Viktor Fyodorovych Yanukovych (born 9 July 1950) was Prime Minister of Ukraine from 21 November 2002 to 5 January 2005 (succeeding Anatoliy Kinakh and preceding Mykola Azarov) and from 4 August 2006 to 18 December 2007 (succeeding Yuriy Yekhanurov and preceding Yulia Tymoshenko) and President of Ukraine from 25 February 2010 to 22 February 2014 (succeeding Viktor Yushchenko and preceding Oleksandr Turchynov). The corrupt Yanukovych was overthrown in the Euromaidan revolution of 2014, and he fled to Russia.

Biography[]

Viktor Fyodorovych Yanukovych was born in Yenakiyevo, Ukrainian SSR, Soviet Union in 1950, the son of a Polish-Belarusian father and a Russian mother. He had a troubled youth, being arrested multiple times for petty crimes such as robbery and assault. He worked in transport companies from 1980 to 1996, and he served as Governor of Donetsk Oblast from 1997 to 2002. Yanukovych went on to serve as Prime Minister from 2002 to 2005 under President Leonid Kuchma, and he ran for president in 2004; he initially defeated his opponent Viktor Yushchenko, but two runoffs were held after the Supreme Court found that Yanukovych had engaged in fraud and voter intimidation (which also led to the "Orange Revolution" protests). In 2006, President Yushchenko appointed Yanukovych as Prime Minister as a symbol of rapprochement with Russia.
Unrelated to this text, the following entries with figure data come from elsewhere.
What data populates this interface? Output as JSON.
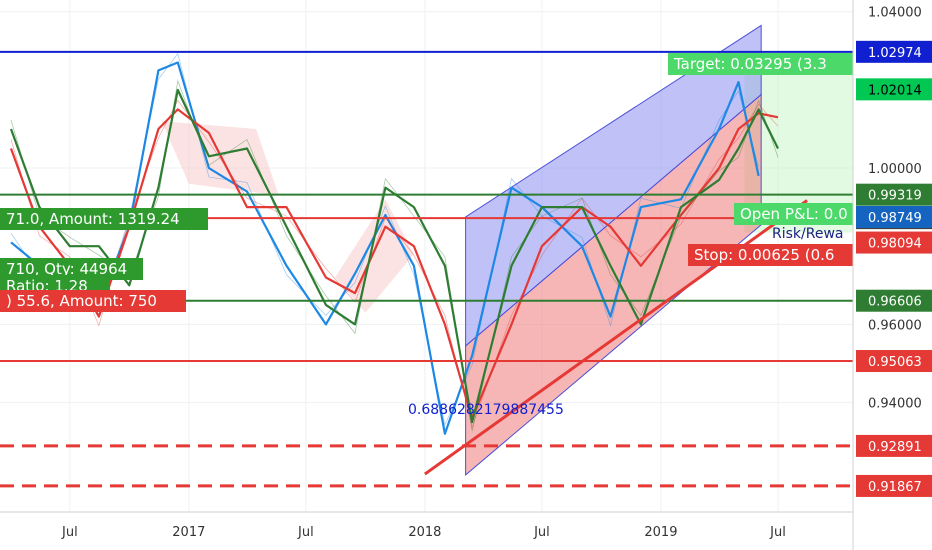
{
  "chart_data": {
    "type": "line",
    "y_range": [
      0.912,
      1.043
    ],
    "y_ticks": [
      {
        "label": "1.04000",
        "value": 1.04
      },
      {
        "label": "1.00000",
        "value": 1.0
      },
      {
        "label": "0.96000",
        "value": 0.96
      },
      {
        "label": "0.94000",
        "value": 0.94
      }
    ],
    "x_ticks": [
      {
        "label": "Jul",
        "date": "2016-07-01"
      },
      {
        "label": "2017",
        "date": "2017-01-01"
      },
      {
        "label": "Jul",
        "date": "2017-07-01"
      },
      {
        "label": "2018",
        "date": "2018-01-01"
      },
      {
        "label": "Jul",
        "date": "2018-07-01"
      },
      {
        "label": "2019",
        "date": "2019-01-01"
      },
      {
        "label": "Jul",
        "date": "2019-07-01"
      }
    ],
    "horizontal_levels": [
      {
        "value": 1.02974,
        "label": "1.02974",
        "color": "#1020d0",
        "style": "solid",
        "badge_bg": "#1020d0"
      },
      {
        "value": 0.99319,
        "label": "0.99319",
        "color": "#2e7d32",
        "style": "solid",
        "badge_bg": "#2e7d32"
      },
      {
        "value": 0.98719,
        "label": "0.98719",
        "color": "#e53935",
        "style": "solid",
        "badge_bg": "#424242"
      },
      {
        "value": 0.96606,
        "label": "0.96606",
        "color": "#2e7d32",
        "style": "solid",
        "badge_bg": "#2e7d32"
      },
      {
        "value": 0.95063,
        "label": "0.95063",
        "color": "#e53935",
        "style": "solid",
        "badge_bg": "#e53935"
      },
      {
        "value": 0.92891,
        "label": "0.92891",
        "color": "#e53935",
        "style": "dashed",
        "badge_bg": "#e53935"
      },
      {
        "value": 0.91867,
        "label": "0.91867",
        "color": "#e53935",
        "style": "dashed",
        "badge_bg": "#e53935"
      }
    ],
    "extra_price_badges": [
      {
        "value": 1.02014,
        "label": "1.02014",
        "bg": "#00c853",
        "fg": "#000000"
      },
      {
        "value": 0.98749,
        "label": "0.98749",
        "bg": "#1565c0",
        "fg": "#ffffff"
      },
      {
        "value": 0.98094,
        "label": "0.98094",
        "bg": "#e53935",
        "fg": "#ffffff"
      }
    ],
    "text_annotations": [
      {
        "id": "target",
        "text": "Target: 0.03295 (3.3"
      },
      {
        "id": "amount-1319",
        "text": "71.0, Amount: 1319.24"
      },
      {
        "id": "qty-44964",
        "text": "710, Qty: 44964"
      },
      {
        "id": "ratio",
        "text": "Ratio: 1.28"
      },
      {
        "id": "amount-750",
        "text": ") 55.6, Amount: 750"
      },
      {
        "id": "open-pnl",
        "text": "Open P&L: 0.0"
      },
      {
        "id": "risk-reward",
        "text": "Risk/Rewa"
      },
      {
        "id": "stop",
        "text": "Stop: 0.00625 (0.6"
      },
      {
        "id": "fib-value",
        "text": "0.6886282179887455"
      }
    ],
    "channel": {
      "lower_start": {
        "date": "2018-03-05",
        "value": 0.9215
      },
      "lower_end": {
        "date": "2019-08-01",
        "value": 0.9875
      },
      "upper_start": {
        "date": "2018-03-05",
        "value": 0.9875
      },
      "upper_end": {
        "date": "2019-06-05",
        "value": 1.0365
      }
    },
    "trend_line": {
      "start": {
        "date": "2018-01-01",
        "value": 0.9217
      },
      "end": {
        "date": "2019-08-15",
        "value": 0.9917
      }
    },
    "series": [
      {
        "color": "#1e88e5",
        "points": [
          [
            "2016-04-01",
            0.981
          ],
          [
            "2016-05-15",
            0.975
          ],
          [
            "2016-07-01",
            0.97
          ],
          [
            "2016-08-15",
            0.965
          ],
          [
            "2016-10-01",
            0.985
          ],
          [
            "2016-11-15",
            1.025
          ],
          [
            "2016-12-15",
            1.027
          ],
          [
            "2017-02-01",
            1.0
          ],
          [
            "2017-04-01",
            0.994
          ],
          [
            "2017-06-01",
            0.975
          ],
          [
            "2017-08-01",
            0.96
          ],
          [
            "2017-09-15",
            0.973
          ],
          [
            "2017-11-01",
            0.988
          ],
          [
            "2017-12-15",
            0.975
          ],
          [
            "2018-02-01",
            0.932
          ],
          [
            "2018-03-15",
            0.952
          ],
          [
            "2018-05-15",
            0.995
          ],
          [
            "2018-07-01",
            0.99
          ],
          [
            "2018-09-01",
            0.98
          ],
          [
            "2018-10-15",
            0.962
          ],
          [
            "2018-12-01",
            0.99
          ],
          [
            "2019-02-01",
            0.992
          ],
          [
            "2019-04-01",
            1.01
          ],
          [
            "2019-05-01",
            1.022
          ],
          [
            "2019-06-01",
            0.998
          ]
        ]
      },
      {
        "color": "#e53935",
        "points": [
          [
            "2016-04-01",
            1.005
          ],
          [
            "2016-05-15",
            0.985
          ],
          [
            "2016-07-01",
            0.975
          ],
          [
            "2016-08-15",
            0.962
          ],
          [
            "2016-10-01",
            0.985
          ],
          [
            "2016-11-15",
            1.01
          ],
          [
            "2016-12-15",
            1.015
          ],
          [
            "2017-02-01",
            1.009
          ],
          [
            "2017-04-01",
            0.99
          ],
          [
            "2017-06-01",
            0.99
          ],
          [
            "2017-08-01",
            0.972
          ],
          [
            "2017-09-15",
            0.968
          ],
          [
            "2017-11-01",
            0.985
          ],
          [
            "2017-12-15",
            0.98
          ],
          [
            "2018-02-01",
            0.96
          ],
          [
            "2018-03-15",
            0.936
          ],
          [
            "2018-05-15",
            0.96
          ],
          [
            "2018-07-01",
            0.98
          ],
          [
            "2018-09-01",
            0.99
          ],
          [
            "2018-10-15",
            0.985
          ],
          [
            "2018-12-01",
            0.975
          ],
          [
            "2019-02-01",
            0.988
          ],
          [
            "2019-04-01",
            1.0
          ],
          [
            "2019-05-01",
            1.01
          ],
          [
            "2019-06-01",
            1.014
          ],
          [
            "2019-07-01",
            1.013
          ]
        ]
      },
      {
        "color": "#2e7d32",
        "points": [
          [
            "2016-04-01",
            1.01
          ],
          [
            "2016-05-15",
            0.99
          ],
          [
            "2016-07-01",
            0.98
          ],
          [
            "2016-08-15",
            0.98
          ],
          [
            "2016-10-01",
            0.97
          ],
          [
            "2016-11-15",
            0.995
          ],
          [
            "2016-12-15",
            1.02
          ],
          [
            "2017-02-01",
            1.003
          ],
          [
            "2017-04-01",
            1.005
          ],
          [
            "2017-06-01",
            0.985
          ],
          [
            "2017-08-01",
            0.965
          ],
          [
            "2017-09-15",
            0.96
          ],
          [
            "2017-11-01",
            0.995
          ],
          [
            "2017-12-15",
            0.99
          ],
          [
            "2018-02-01",
            0.975
          ],
          [
            "2018-03-15",
            0.935
          ],
          [
            "2018-05-15",
            0.975
          ],
          [
            "2018-07-01",
            0.99
          ],
          [
            "2018-09-01",
            0.99
          ],
          [
            "2018-10-15",
            0.975
          ],
          [
            "2018-12-01",
            0.96
          ],
          [
            "2019-02-01",
            0.99
          ],
          [
            "2019-04-01",
            0.997
          ],
          [
            "2019-05-01",
            1.005
          ],
          [
            "2019-06-01",
            1.015
          ],
          [
            "2019-07-01",
            1.005
          ]
        ]
      }
    ]
  }
}
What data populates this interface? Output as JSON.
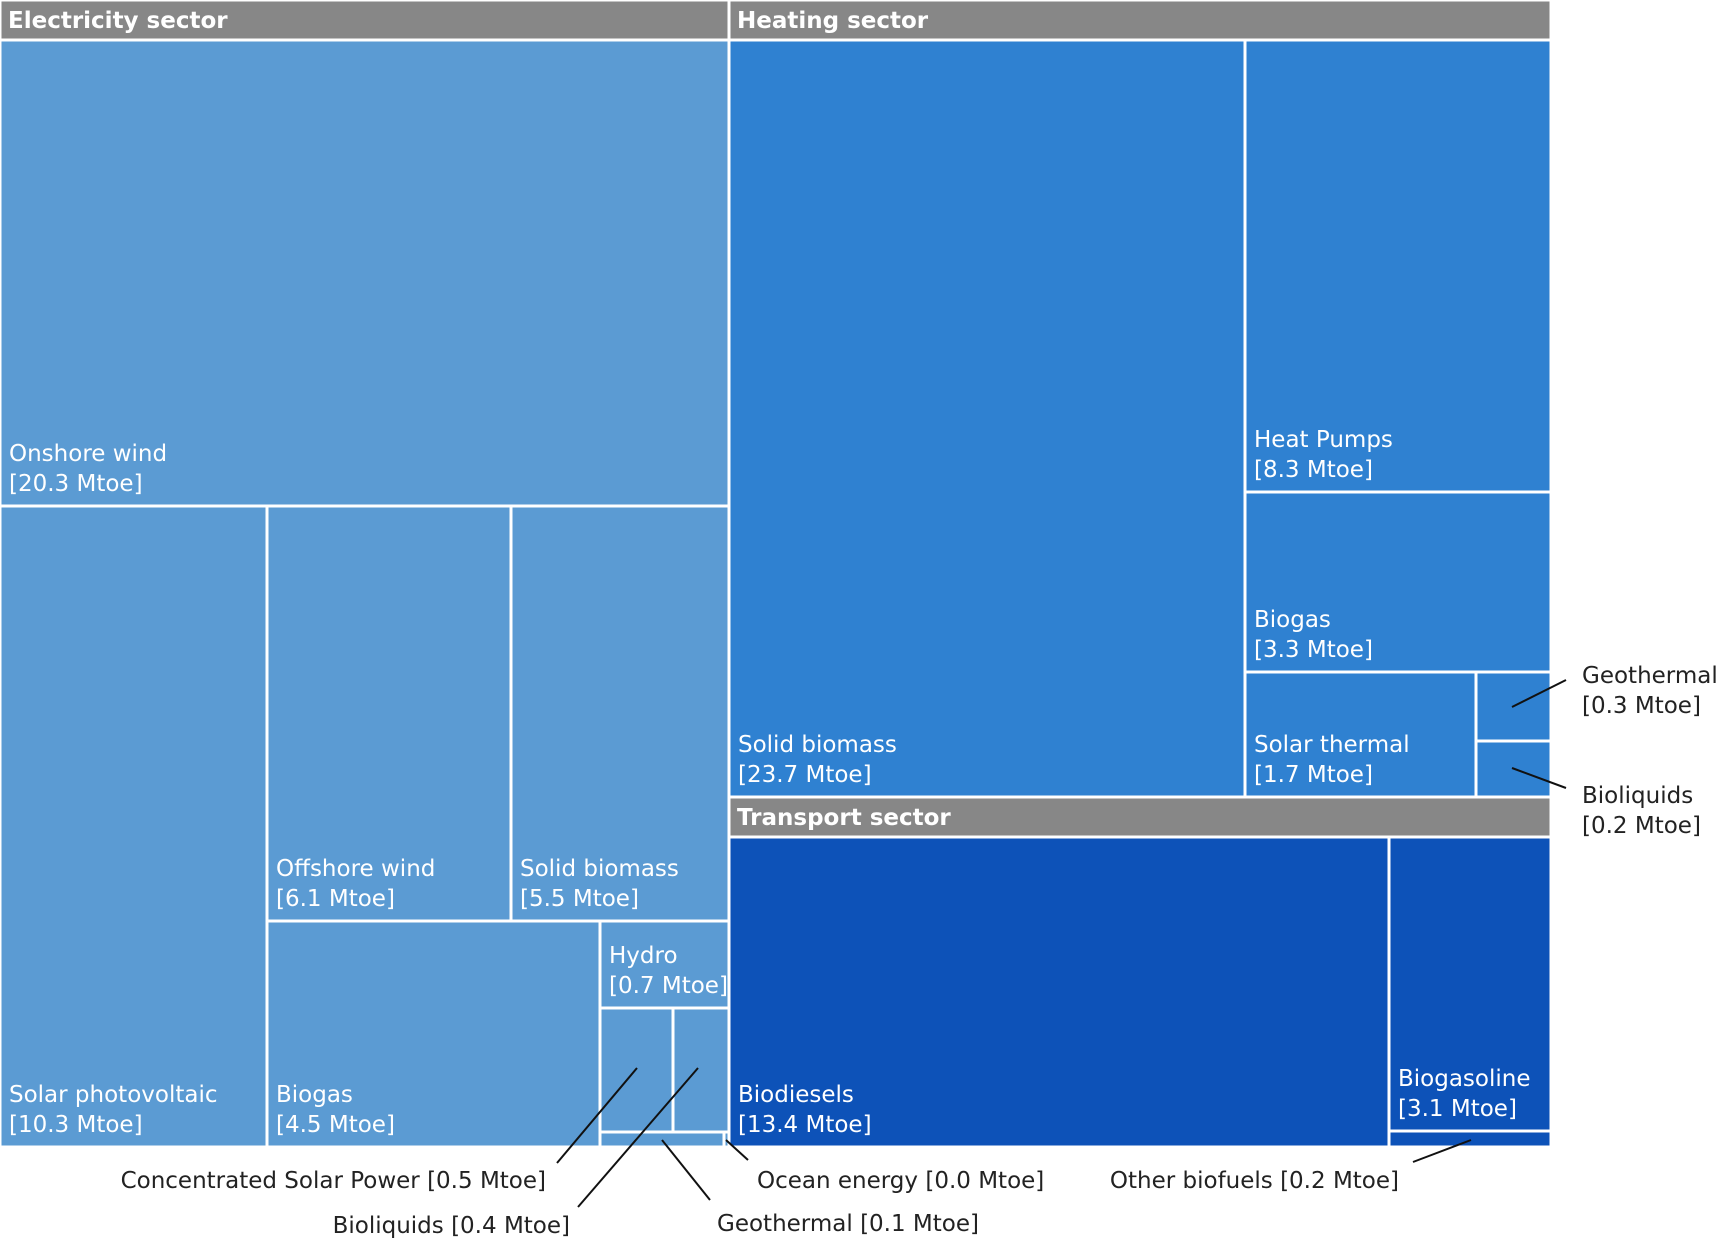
{
  "chart_data": {
    "type": "treemap",
    "unit": "Mtoe",
    "colors": {
      "header": "#878787",
      "electricity": "#5b9bd3",
      "heating": "#2f81d1",
      "transport": "#0d52b8",
      "border": "#ffffff",
      "callout_text": "#222222"
    },
    "sectors": [
      {
        "id": "electricity",
        "name": "Electricity sector",
        "items": [
          {
            "id": "onshore-wind",
            "name": "Onshore wind",
            "value": 20.3,
            "value_label": "[20.3 Mtoe]"
          },
          {
            "id": "solar-pv",
            "name": "Solar photovoltaic",
            "value": 10.3,
            "value_label": "[10.3 Mtoe]"
          },
          {
            "id": "offshore-wind",
            "name": "Offshore wind",
            "value": 6.1,
            "value_label": "[6.1 Mtoe]"
          },
          {
            "id": "solid-biomass",
            "name": "Solid biomass",
            "value": 5.5,
            "value_label": "[5.5 Mtoe]"
          },
          {
            "id": "biogas",
            "name": "Biogas",
            "value": 4.5,
            "value_label": "[4.5 Mtoe]"
          },
          {
            "id": "hydro",
            "name": "Hydro",
            "value": 0.7,
            "value_label": "[0.7 Mtoe]"
          },
          {
            "id": "csp",
            "name": "Concentrated Solar Power",
            "value": 0.5,
            "value_label": "[0.5 Mtoe]"
          },
          {
            "id": "bioliquids",
            "name": "Bioliquids",
            "value": 0.4,
            "value_label": "[0.4 Mtoe]"
          },
          {
            "id": "geothermal",
            "name": "Geothermal",
            "value": 0.1,
            "value_label": "[0.1 Mtoe]"
          },
          {
            "id": "ocean-energy",
            "name": "Ocean energy",
            "value": 0.0,
            "value_label": "[0.0 Mtoe]"
          }
        ]
      },
      {
        "id": "heating",
        "name": "Heating sector",
        "items": [
          {
            "id": "solid-biomass",
            "name": "Solid biomass",
            "value": 23.7,
            "value_label": "[23.7 Mtoe]"
          },
          {
            "id": "heat-pumps",
            "name": "Heat Pumps",
            "value": 8.3,
            "value_label": "[8.3 Mtoe]"
          },
          {
            "id": "biogas",
            "name": "Biogas",
            "value": 3.3,
            "value_label": "[3.3 Mtoe]"
          },
          {
            "id": "solar-thermal",
            "name": "Solar thermal",
            "value": 1.7,
            "value_label": "[1.7 Mtoe]"
          },
          {
            "id": "geothermal",
            "name": "Geothermal",
            "value": 0.3,
            "value_label": "[0.3 Mtoe]"
          },
          {
            "id": "bioliquids",
            "name": "Bioliquids",
            "value": 0.2,
            "value_label": "[0.2 Mtoe]"
          }
        ]
      },
      {
        "id": "transport",
        "name": "Transport sector",
        "items": [
          {
            "id": "biodiesels",
            "name": "Biodiesels",
            "value": 13.4,
            "value_label": "[13.4 Mtoe]"
          },
          {
            "id": "biogasoline",
            "name": "Biogasoline",
            "value": 3.1,
            "value_label": "[3.1 Mtoe]"
          },
          {
            "id": "other-biofuels",
            "name": "Other biofuels",
            "value": 0.2,
            "value_label": "[0.2 Mtoe]"
          }
        ]
      }
    ]
  }
}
In 2010, Yanukovych was elected President, defeating Yulia Tymoshenko in a free and fair election. In November 2013, he rejected a pending European Union association agreement and instead pursued a Russian loan bailout and closer ties with Russia, leading to the Euromaidan protests. In January 2014, these protests turned into deadly clashes as the corrupt and authoritarian Yanukovych used force in failed attempts to suppress the protests. On 21 February 2014, with the country on the brink of civil war, Yanukovych left the capital for a speaking engagement in Kharkiv, coming under fire as he left Kiev, and he proceeded on to Crimea and then into exile in southern Russia. On 22 February, the Verkhovna Rada formally removed him from the presidency, and the parliament issued a warrant for his arrest due to his mass killing of civilians.